HACCP: The key to food safety for food professionals
What is HACCP?
Ensuring food safety is a fundamental responsibility for all professionals in commercial and collective catering, as well as those in food trades such as bakers, butchers, fishmongers, and caterers.
You are accountable for the food you sell to your customers and must ensure its traceability from delivery to plate. Detecting potential health hazards falls under your jurisdiction. This is both an ethical duty and a strict legal requirement.
This is where the HACCP (Hazard Analysis Critical Control Point) system becomes essential.
Food Law / HACCP: definition and origin
The Food Law
Established in 2006, the Food Law is a set of European regulations.
It sets hygiene standards to be applied in establishments that prepare, process, or store products of animal origin. Since 2006, all food industry professionals, without exception, must comply with the requirements of the Food Law by implementing a Sanitary Control Plan.
The Health Control Plan
The Health Control Plan is a register that lists all preventive and self-monitoring measures put in place by a food industry professional to ensure the safety of foodstuffs. Keeping this document up-to-date is essential and ensures compliance with Good Hygiene Practices and traceability.
It must include:
- Good hygiene practices: guidelines on staff hygiene, cleaning and disiwornfection plan, pest control, temperature control, maintenance, and water quality
- The Hazard Analysis and Critical Control Points (HACCP) plan
- Management of non-compliant products and traceability
The HACCP Method
Developed in the 1960s at NASA’s request, the HACCP method was originally designed to ensure the food safety of astronauts. It is now applicable to all food industry professionals in France and the EU and has been mandatory for commercial catering since 1995.
HACCP (Hazard Analysis Critical Control Point) is a method for analyzing and identifying hazards and critical control points, with the implementation of mandatory preventive and corrective actions to fully control them. For restaurateurs and artisans, the HACCP method allows you to evaluate and control the risks associated with the foodstuffs you serve or sell.
The key principles of food traceability
To fully comply with the HACCP method, you must ensure flawless traceability of all your products and all sensitive steps identified by the HACCP method.
What is traceability? It’s actually the journey of a food item from its original state to its consumption by the final customer.
In catering, its journey starts with the receipt of goods and ends with serving on the plate. For bakers, butchers, fishmongers…, the endpoint of product traceability is the sale or delivery to a customer.
In practical terms, what does food traceability look like?
- You must keep all your invoices and delivery notes for 5 years
- All your foodstuffs must be labeled: repackaged, manufactured, frozen, or thawed products
- Health information for the food sold or consumed must be retained
- Sensitive steps (receipt, storage, cooking, etc.) must be recorded
This traceability ensures the safety of the foodstuffs you serve or sell and that they represent no health risk to the consumer.
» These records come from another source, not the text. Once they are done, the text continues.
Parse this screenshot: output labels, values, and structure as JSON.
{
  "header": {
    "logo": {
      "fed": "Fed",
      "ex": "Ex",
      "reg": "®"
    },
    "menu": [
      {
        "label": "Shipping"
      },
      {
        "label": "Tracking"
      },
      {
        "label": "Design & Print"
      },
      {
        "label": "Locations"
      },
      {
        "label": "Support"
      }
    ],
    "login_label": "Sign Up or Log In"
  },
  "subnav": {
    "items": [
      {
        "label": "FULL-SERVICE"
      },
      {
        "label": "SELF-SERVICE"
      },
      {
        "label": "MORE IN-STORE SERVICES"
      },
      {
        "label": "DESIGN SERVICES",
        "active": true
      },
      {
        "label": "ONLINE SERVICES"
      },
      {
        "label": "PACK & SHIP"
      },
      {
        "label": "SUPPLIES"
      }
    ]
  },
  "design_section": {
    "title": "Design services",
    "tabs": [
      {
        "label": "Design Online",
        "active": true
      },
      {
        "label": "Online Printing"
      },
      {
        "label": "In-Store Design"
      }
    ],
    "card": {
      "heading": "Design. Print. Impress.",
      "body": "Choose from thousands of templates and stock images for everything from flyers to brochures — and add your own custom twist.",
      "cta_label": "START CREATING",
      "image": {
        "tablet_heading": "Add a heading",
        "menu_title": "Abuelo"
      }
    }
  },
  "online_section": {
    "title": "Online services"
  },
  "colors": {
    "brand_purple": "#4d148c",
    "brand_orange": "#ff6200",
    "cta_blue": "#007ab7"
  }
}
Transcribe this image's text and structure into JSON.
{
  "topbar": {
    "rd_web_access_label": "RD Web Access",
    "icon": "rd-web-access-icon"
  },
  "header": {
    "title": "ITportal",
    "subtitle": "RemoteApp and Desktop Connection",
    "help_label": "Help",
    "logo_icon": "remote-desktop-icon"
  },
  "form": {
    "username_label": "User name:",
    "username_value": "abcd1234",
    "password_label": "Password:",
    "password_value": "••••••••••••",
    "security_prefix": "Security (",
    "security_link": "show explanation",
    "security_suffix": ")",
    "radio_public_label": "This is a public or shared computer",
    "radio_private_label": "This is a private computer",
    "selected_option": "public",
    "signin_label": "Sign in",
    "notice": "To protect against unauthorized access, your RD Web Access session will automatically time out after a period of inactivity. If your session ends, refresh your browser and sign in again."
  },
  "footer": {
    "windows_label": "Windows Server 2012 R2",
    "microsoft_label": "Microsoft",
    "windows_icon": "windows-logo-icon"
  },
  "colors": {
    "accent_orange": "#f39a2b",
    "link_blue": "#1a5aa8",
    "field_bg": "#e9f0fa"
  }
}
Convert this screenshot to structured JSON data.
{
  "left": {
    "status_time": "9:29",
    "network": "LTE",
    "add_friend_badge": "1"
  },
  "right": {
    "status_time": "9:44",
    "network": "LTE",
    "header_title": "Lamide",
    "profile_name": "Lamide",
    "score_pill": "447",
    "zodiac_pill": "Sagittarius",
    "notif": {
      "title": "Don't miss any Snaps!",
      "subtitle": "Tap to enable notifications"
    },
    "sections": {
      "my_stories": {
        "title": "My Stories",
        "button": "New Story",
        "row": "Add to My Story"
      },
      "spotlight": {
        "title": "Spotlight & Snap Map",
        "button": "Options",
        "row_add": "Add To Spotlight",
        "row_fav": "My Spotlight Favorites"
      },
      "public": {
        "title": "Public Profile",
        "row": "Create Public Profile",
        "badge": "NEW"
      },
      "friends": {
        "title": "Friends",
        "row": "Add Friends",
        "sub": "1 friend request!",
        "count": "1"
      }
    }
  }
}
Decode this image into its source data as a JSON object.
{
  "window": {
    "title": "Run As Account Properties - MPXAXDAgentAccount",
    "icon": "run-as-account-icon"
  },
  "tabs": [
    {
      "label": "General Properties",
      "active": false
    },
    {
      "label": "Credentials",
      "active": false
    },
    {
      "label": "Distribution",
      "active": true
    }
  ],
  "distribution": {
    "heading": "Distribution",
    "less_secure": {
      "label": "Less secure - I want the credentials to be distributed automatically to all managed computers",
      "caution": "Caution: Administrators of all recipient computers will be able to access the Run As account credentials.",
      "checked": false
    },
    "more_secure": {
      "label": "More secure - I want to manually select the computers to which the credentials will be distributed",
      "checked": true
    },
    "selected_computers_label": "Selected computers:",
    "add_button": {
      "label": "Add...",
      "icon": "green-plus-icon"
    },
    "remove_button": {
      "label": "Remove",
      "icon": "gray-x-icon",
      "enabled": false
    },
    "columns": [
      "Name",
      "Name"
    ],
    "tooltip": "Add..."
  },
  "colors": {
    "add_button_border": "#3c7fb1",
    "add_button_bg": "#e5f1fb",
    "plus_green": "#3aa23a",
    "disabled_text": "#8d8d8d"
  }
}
Additionally, there is a requirement for information on the origin of meat, allergens, and the storage of sample dishes in all collective catering for dishes served in portions of more than two.
ePackPro: your trusted partner for meeting hygiene regulations
Our digital traceability tool is designed and conceived by a restaurateur, fully aware of the various hygiene standards and the importance of complying with hygiene rules for the quality of products served to customers.
ePackPro integrates all regulatory obligations and helps you ensure your HACCP compliance while saving time.
Don’t stress! Simplicity is at your fingertips with ePackPro, by digitizing your traceability processes.
Overall, the obligations for food professionals are as follows:
- Implement a Health Control Plan adapted to their structure: write instructions and procedures to comply with Good Hygiene and Manufacturing Practices.
- Educate and train your teams so they can identify the various risks associated with food production and adhere to the established instructions.
- Record all your readings and self-monitoring, which will serve as proof of quality for your finished products
- Be able to show what control measures have been implemented to monitor the effectiveness of the Health Control Plan and quickly retrieve this information
- Be completely transparent about non-compliances: define corrective actions on operations, products, and analysis results, track them, and implement preventive actions to avoid recurrence.